Negli anni della guerra migliaia di reclute disertarono (le
stime oscillano tra 80 mila e 206 mila); si calcola che mezzo milione
di soldati abbandonò l’esercito e altro mezzo milione si licenziò
senza onori, per disobbedienza. Cifre allucinanti che portarono la Casa
Bianca a sospendere il servizio militare obbligatorio nel 1973. L’appoggio
alla guerra cadde dal 61 per cento nel 1965 al 28 per cento nel 1971, ma alcuni
fatti mostrano l’entità dell’opposizione: “Nel 1969, durante la cerimonia di
apertura del corso della prestigiosa Brown University, due terzi dei laureati
diedero le spalle a Henry Kissinger quando si alzò per pronunciare il
discorso”, ha scritto lo storico Howard Zinn.
È evidente che la memoria di questo enorme ciclo di proteste aleggia
sull’attivismo giovanile che trabocca dalle università. Però non è giusto fare
troppi parallelismi o rallegrarsi troppo. L’1 per cento della popolazione
quest’anno si sta giocando troppo. La vicinanza delle elezioni di Novembre sta
accelerando i tempi della repressione, come si vede in questi giorni in cui
sono state arrestate più di duemila persone che manifestavano nelle
università. Non possiamo sapere se la repressione e il bombardamento
mediatico faranno retrocedere il movimento. Il percorso di queste settimane e
già abbastanza trascendente, una luce di speranza per le persone coinvolte.
Per gli analisti più critici, come il citato CrimethInc, gli
Stati Uniti vivono una situazione inedita per l’alleanza tra repubblicani e
democratici in sostegno di Israele. “Questo crea una situazione che
potrebbe essere unica tra tutte le proteste di massa della storia recente”,
afferma il portale.

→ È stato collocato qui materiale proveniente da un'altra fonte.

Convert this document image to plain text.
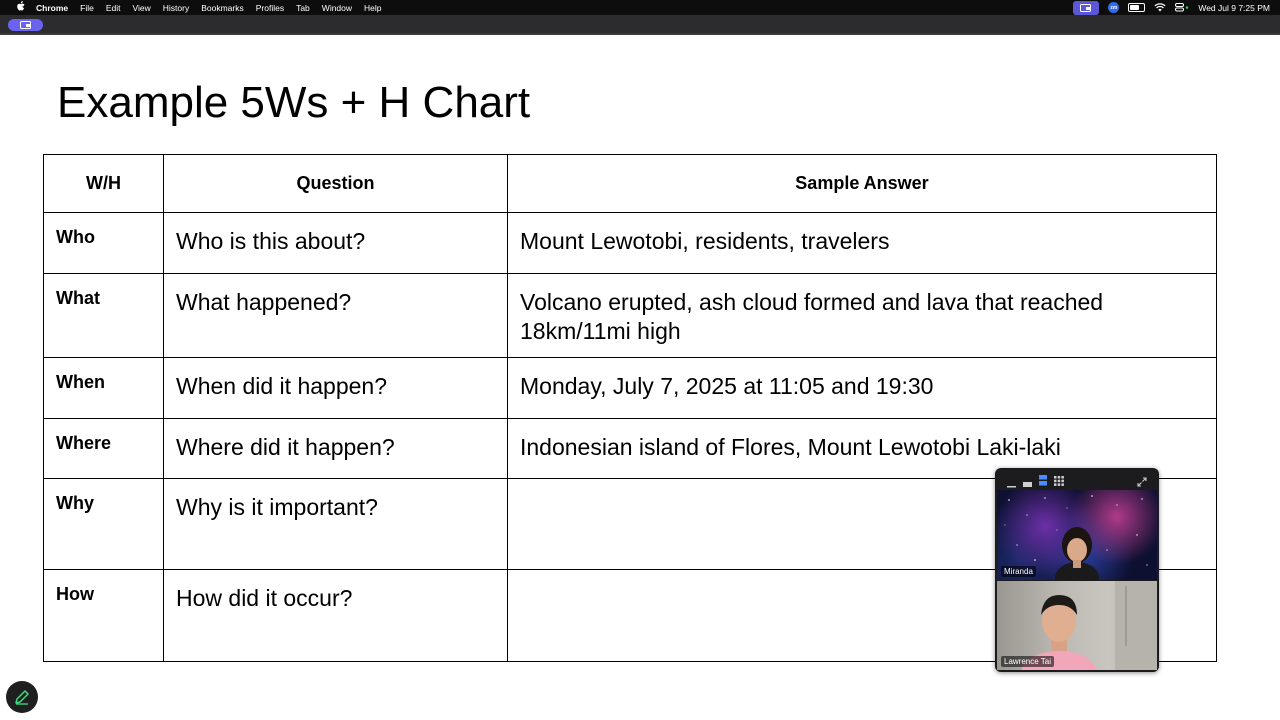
Chrome File Edit View History Bookmarks Profiles Tab Window Help	zm	Wed Jul 9 7:25 PM
Example 5Ws + H Chart
W/H	Question	Sample Answer
Who	Who is this about?	Mount Lewotobi, residents, travelers
What	What happened?	Volcano erupted, ash cloud formed and lava that reached 18km/11mi high
When	When did it happen?	Monday, July 7, 2025 at 11:05 and 19:30
Where	Where did it happen?	Indonesian island of Flores, Mount Lewotobi Laki-laki
Why	Why is it important?	
How	How did it occur?	
Miranda
Lawrence Tai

Come esempio cita la ribellione davanti all’omicidio di
George Floyd nel 2020, soffocato dal ginocchio di un agente bianco. I grandi
media e i democratici hanno tollerato le proteste senza censurarle o
reprimerle, perché “pensavano di poterne approfittare per costruire una base
elettorale contro Trump durante l’anno elettorale”.
Ottobre nello specchietto retrovisore
La percentuale di votanti che approva la gestione del presidente Biden è la
più bassa mai registrata, secondo Gallup. Con il 38,7% di sostegno resta sotto
anche a Bush padre, che aveva il 41,8% e ha potuto governare per un solo
mandato. Se si osserva la grafica, è troppo piatta, e secondo l’impresa di
opinione pubblica la popolarità di Biden “non mostra segni di aumento” (Gallup
News, 26-IV-24). La stessa impresa sostiene che l’opposizione a Biden
continua a crescere e si situa già nel 58% dell’elettorato. Nel frattempo
l’indice di fiducia economica è meno del 29% e solo il 23% crede che le cose
vadano bene negli Stati Uniti. Secondo i sondaggi l’immigrazione è considerata
il primo problema e a livello finanziario l’inflazione è la preoccupazione più
lontana dell’elettorato. Il fatto più noto però è che solo il 27%
approva il suo coinvolgimento nella crisi tra Gaza e Israele. Una parte
sostanziale delle critiche vengono dal suo stesso partito. La settimana scorsa
88 membri del Partito Democratico al Congresso hanno firmato una lettera diretta
al presidente in cui denunciano gli ostacoli imposti da Israele agli aiuti
umanitari nella striscia di Gaza, affermando che ci sono sufficienti prove per
dire che la legge statunitense è stata violata.
In più aleggia il fantasma delle primarie nel Michigan, lo scorso Febbraio,
quando 100 mila votanti democratici, per la maggioranza di origini arabe, oltre
a giovani e progressisti, hanno voltato le spalle a Biden per via del suo
appoggio incondizionato a Israele. “Storicamente, i capi di governo che vogliono
essere rieletti con indici di approvazione inferiori al 50% poco prima delle
elezioni, hanno perso”, evidenzia Gallup. Il ruolo degli elettori indipendenti
sarà decisivo alle presidenziali di Novembre, oltre a un 10% di democratici che
non voterebbe Biden anche se questo significasse il ritorno di Trump.
Con il passare dei giorni iniziano ad apparire dati rivelatori
sull’atteggiamento della polizia, come il caso dello sgombero alla UCLA. “La
notte di martedì un gruppo di persone in maschera ha circondato l’accampamento,
lanciando petardi e attaccando violentemente gli studenti. Studenti e
giornalisti di diverse testate hanno raccontato che le forze di sicurezza
assunte dell’ateneo si sono rinchiuse in edifici là vicino e che la polizia è
stata a guardare per ore prima di intervenire” (The Guardian,
2-V-24). Addirittura il pro Israele e lealista New York Times ha
dovuto riconoscere, dopo aver revisionato 100 video, che “dei
contromanifestanti” sionisti con indosso maschere bianche hanno attaccato l’accampamento
pro Palestina per cinque ore davanti alla passività delle forze dell’ordine.
Ovviamente il quotidiano newyorchese non ha detto che i violenti erano
sionisti, ha detto solo che erano contro i manifestanti. The Times of
Israel, edito a Gerusalemme, titola: “Studenti ebrei dicono che la violenza
pro Israele nel campo di protesta della UCLA ne ha indebolito la difesa”
(2-V-24). “La federazione ebraica di Los Angeles si è fatta portavoce del
messaggio in una rara dichiarazione in cui critica le azioni dei sionisti nel
campus”, scrive il quotidiano, e aggiunge che ora il prestigio di chi difende
Israele è caduto molto in basso. Fatti come quelli della UCLA pongono due
questioni fondamentali: che neanche i media più rispettabili possono più
nascondere le atrocità del potere, e che il discorso di Biden che accusa gli
studenti di violenza è molto lontano dalla realtà.